Whilst we have been waiting for BS to approve our application (it's taking a while - I think they've been busy with other educational buildings - ahem - in Dumfries) we have been doing everything that we could do without consent in a domestic property. For example, you don't need BS approval to put in underfloor heating, lay laminate flooring, improve accessibility in your garden, paint, and install fire doors. So we've been busy!
On the actual subject of early learning and childcare setting, the Care Inspectorate have visited a few times to help us with our registration and they are more than happy with our paperwork, staff recruitment process.
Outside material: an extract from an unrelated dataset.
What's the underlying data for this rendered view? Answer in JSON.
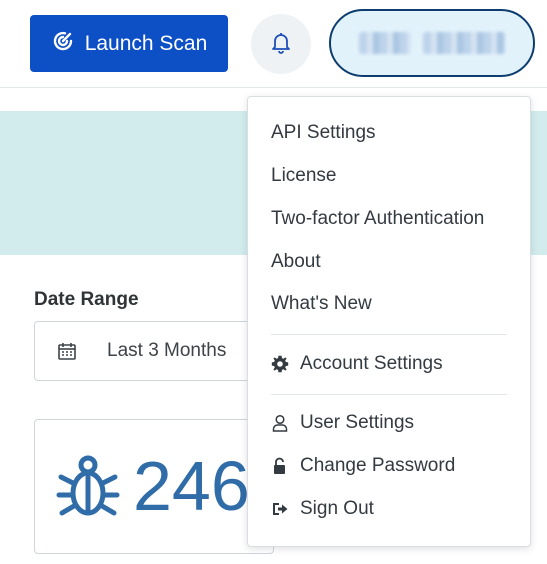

Rachel, the deputy manager, has been working with me since the beginning of September and has been amazing in going through the paperwork.
All the Care Inspectorate are waiting for now is to sign off the building before they grant us our registration.
All we are waiting for is Building Standards to approve our application and I've been reliably informed that that should be soon.
Once BS have given us the go ahead, we can get the bridge and toilets in. In the meantime, we have the most comprehensive fire detection system in the whole of Moffat for a domestic property!
Lessons learnt so far:
-Listed Buildings cause extra problems.
-It costs nothing to get retrospective listed building planning permission, but takes a while.
-Planning and Building Standards have the same address but are completely different departments who don't appear to talk to each other.
-To get your application for change of use through Building Standards, you have to spend approximately £15,000 more than you budgeted for.
-You can work 14 hour days/ 7 day weeks but the Council don't. So any times you have in mind for opening are completely in the hands of an under-staffed department, with a different sense of urgency from you.
-Telling the fire detection installers that there is no flooring in the attic PLUS having a written sign at the entrance to the attic saying the same will not guarantee that they won't put their foot through your ceiling, bringing down 2 plasterboards.
-Being a structural engineer, architect, lawyer or fire engineer is a lucrative career. In fact anything other than being a speech and language therapist in the NHS it would seem.
-Builders drink a lot of coffee and energy drinks but work bloody hard.
-My new commute to work is 135 steps (one way)
-When 'they' said it would be stressful, they were right.